Nello sketch mette in risalto la rudezza di De Laurentiis e prende in giro anche Gattuso. «Ma sì, in questa tv piena di buonismo un personaggio come Aurelio, cattivo, esuberante, funziona. La cattiveria, quando non è pesante, fa molto ridere. Chiama sorcio’ Lionel Messi, Gattuso diventa il figlio di King Kong’, chiude i giocatori nel Maschio Angioino e non si sa se usciranno mai».

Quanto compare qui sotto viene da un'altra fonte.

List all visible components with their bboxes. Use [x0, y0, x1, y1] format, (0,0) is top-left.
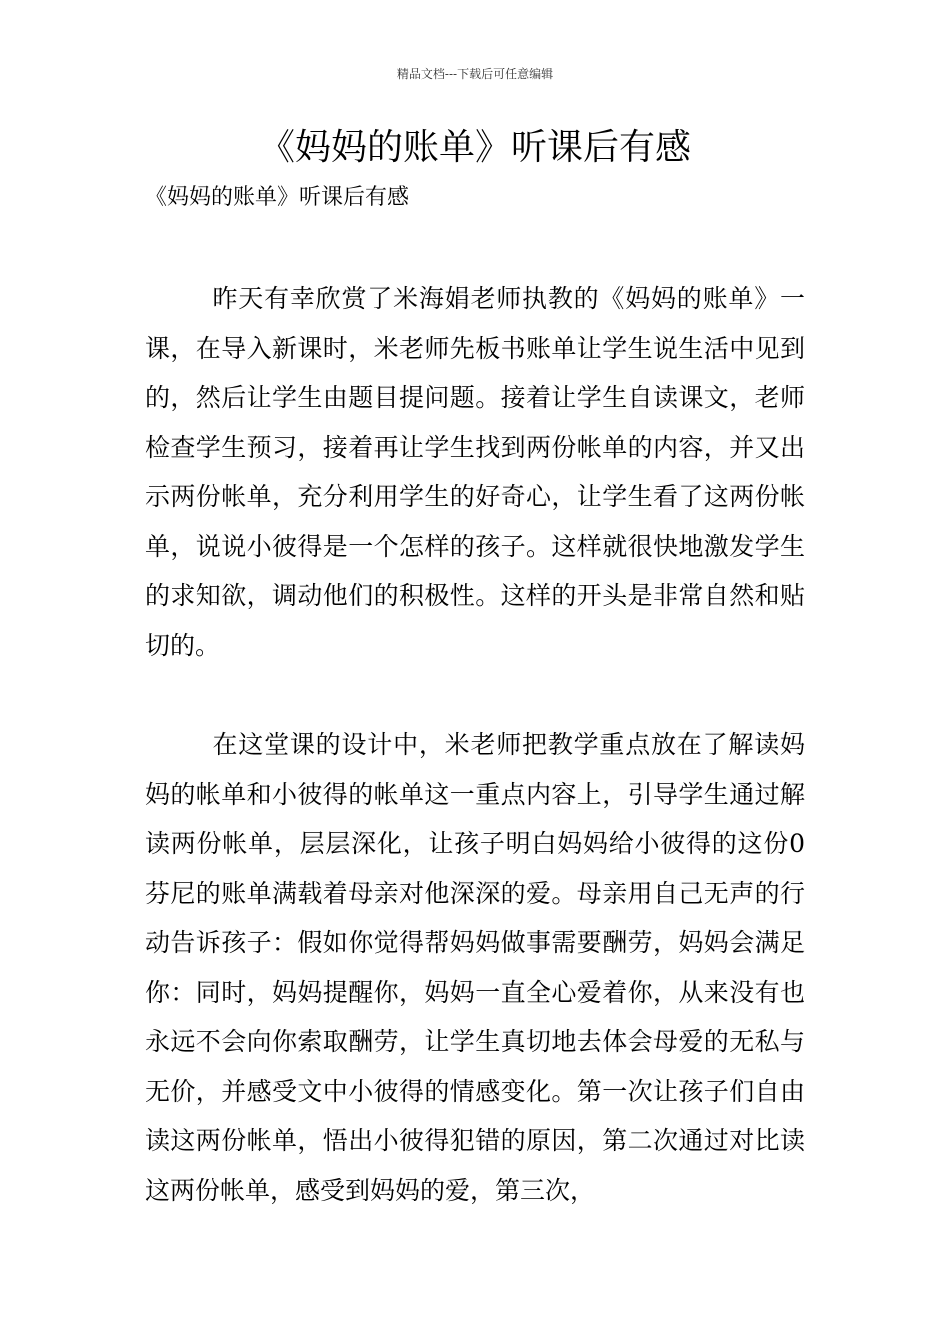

Così è tornato in qualche modo in contatto con Napoli, dopo la saga di Felice Caccamo. «I celebri viaggi di Caccamo con Bruscolotti e il Petisso: Pale e fierro era il navigatore (lo dice con la voce di Caccamo, ndr), e dopo 48 ore di viaggio vedevamo ancora il Vesuvio. Che storie. Il personaggio di Caccamo ebbe un successo clamoroso. Vendevo 1000 copie al giorno del libro. Poi a Napoli cominciarono a stamparlo per conto loro e invece di un milione di copie mi fermai a 300mila (ride, ndr). Questa città mi ha dato una gioia immensa: lo striscione che i tifosi del Napoli misero al San Paolo in occasione di una partita dell’Italia, Caccamo re di Napoli. Una cosa da brividi, non ci dormii la notte. Napoli ce l’ho nel cuore. Non c’è nel mondo un territorio così bello come quello di Napoli, della costiera, delle isole. Altro che Maldive. Ma Napoli è dramma e bellezza assieme, ed è una città speciale anche per questo».
Si può ironizzare sul mondo del calcio o è pericoloso? «Bisogna andarci cauti, si deve scherzare con leggerezza, senza mai eccedere, senza mai offendere. L’argomento è delicato anche se si tratta di sport, ci sono in ballo interessi. Insomma, bisogna saperlo fare».